The clocks went back an hour in many places around the world this weekend. However, upon seeing the headline “Loeb takes another WRC win”, you could be forgiven for thinking that the clocks had accidentally gone back 10 years.
He retired from full-time rallying after winning his ninth consecutive WRC title in 2012, though he did manage two further wins during a four-rally campaign in 2013. Since then he’s been more focused on other disciplines, racing (and winning) in Blancpain GT, World Touring Cars, and World Rallycross.
He and long-time co-driver Daniel Elena decided to make a partial WRC return this season, driving for Citroen in three events. Rally Spain was the last of the three and of course, he only went and won it!
Despite having not driven a rally car in the wet for five years, Loeb mastered wet condtions to move into third overall at the end of day two. Then, an inspired tyre choice at the start of the final day helped catapult him into the lead – a lead he held throughout the final stages to beat Sebastien Ogier to the win by 2.9 seconds.
It’s Loeb’s 79th career victory and the first since he won in Argentina in 2013 – although given his very sporadic rallying programme, for Loeb it’s actually only been five rallies since he last won.

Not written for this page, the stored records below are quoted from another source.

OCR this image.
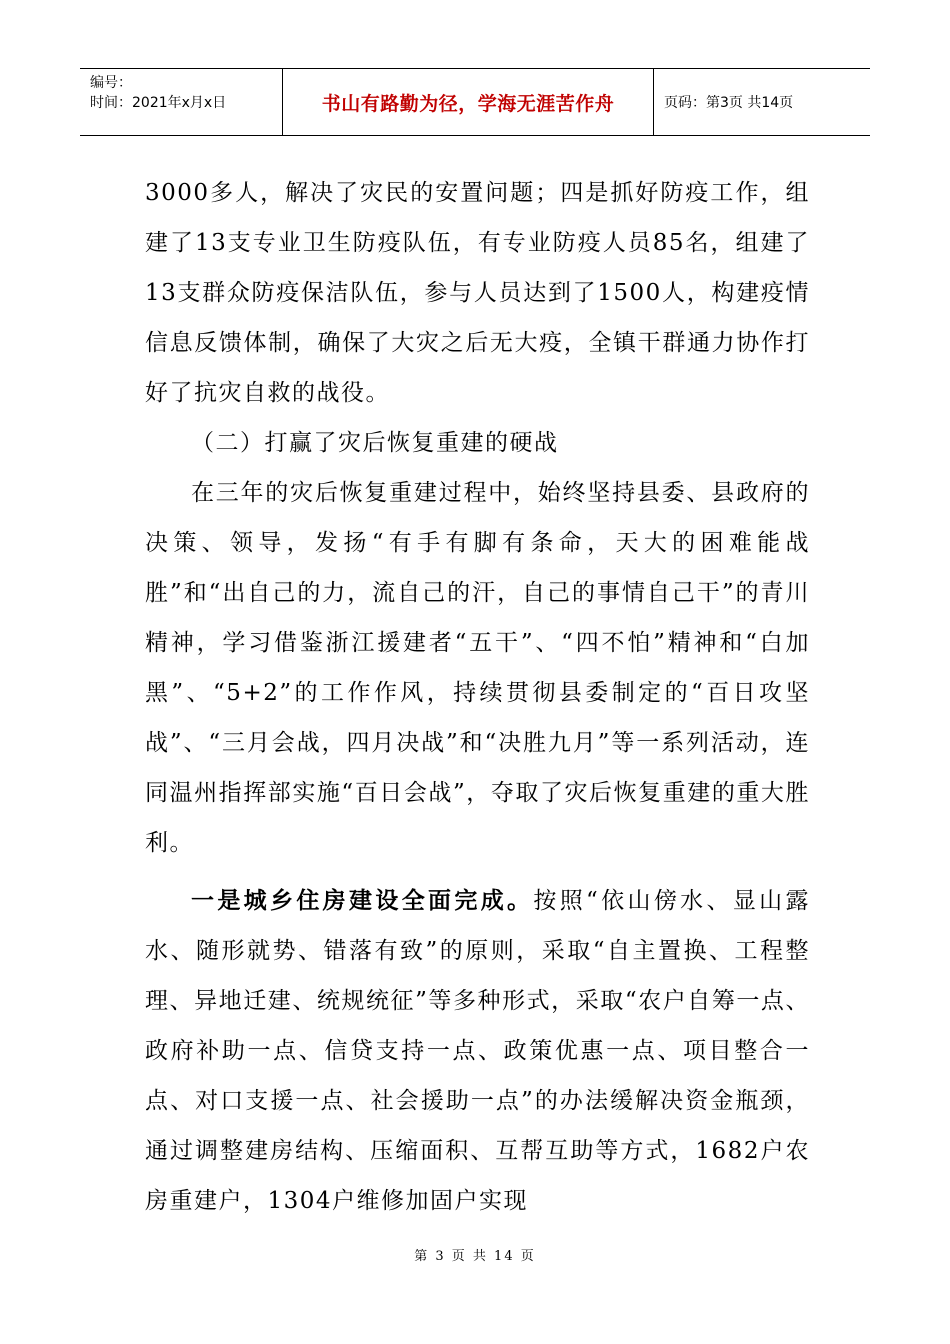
编号：
时间：2021年x月x日	书山有路勤为径，学海无涯苦作舟	页码：第3页 共14页

3000多人，解决了灾民的安置问题；四是抓好防疫工作，组建了13支专业卫生防疫队伍，有专业防疫人员85名，组建了13支群众防疫保洁队伍，参与人员达到了1500人，构建疫情信息反馈体制，确保了大灾之后无大疫，全镇干群通力协作打好了抗灾自救的战役。

（二）打赢了灾后恢复重建的硬战

在三年的灾后恢复重建过程中，始终坚持县委、县政府的决策、领导，发扬“有手有脚有条命，天大的困难能战胜”和“出自己的力，流自己的汗，自己的事情自己干”的青川精神，学习借鉴浙江援建者“五干”、“四不怕”精神和“白加黑”、“5+2”的工作作风，持续贯彻县委制定的“百日攻坚战”、“三月会战，四月决战”和“决胜九月”等一系列活动，连同温州指挥部实施“百日会战”，夺取了灾后恢复重建的重大胜利。

一是城乡住房建设全面完成。按照“依山傍水、显山露水、随形就势、错落有致”的原则，采取“自主置换、工程整理、异地迁建、统规统征”等多种形式，采取“农户自筹一点、政府补助一点、信贷支持一点、政策优惠一点、项目整合一点、对口支援一点、社会援助一点”的办法缓解决资金瓶颈，通过调整建房结构、压缩面积、互帮互助等方式，1682户农房重建户，1304户维修加固户实现

第 3 页 共 14 页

It has also given him the record of the biggest gap between a first and last victory. That was previously held by Juha Kankkunen at 14 years and four months, but Loeb – whose first win was in Germany in 2002 – has extended that gap by almost a year, to 15 years and two months. At 44 years and 214 days old, it also makes him the third-oldest winner of a rally ever.
Had he not retired from rallying full-time six years ago, you have to wonder how many more championships he would have won. The rallying GOAT? It’s hard to argue against it!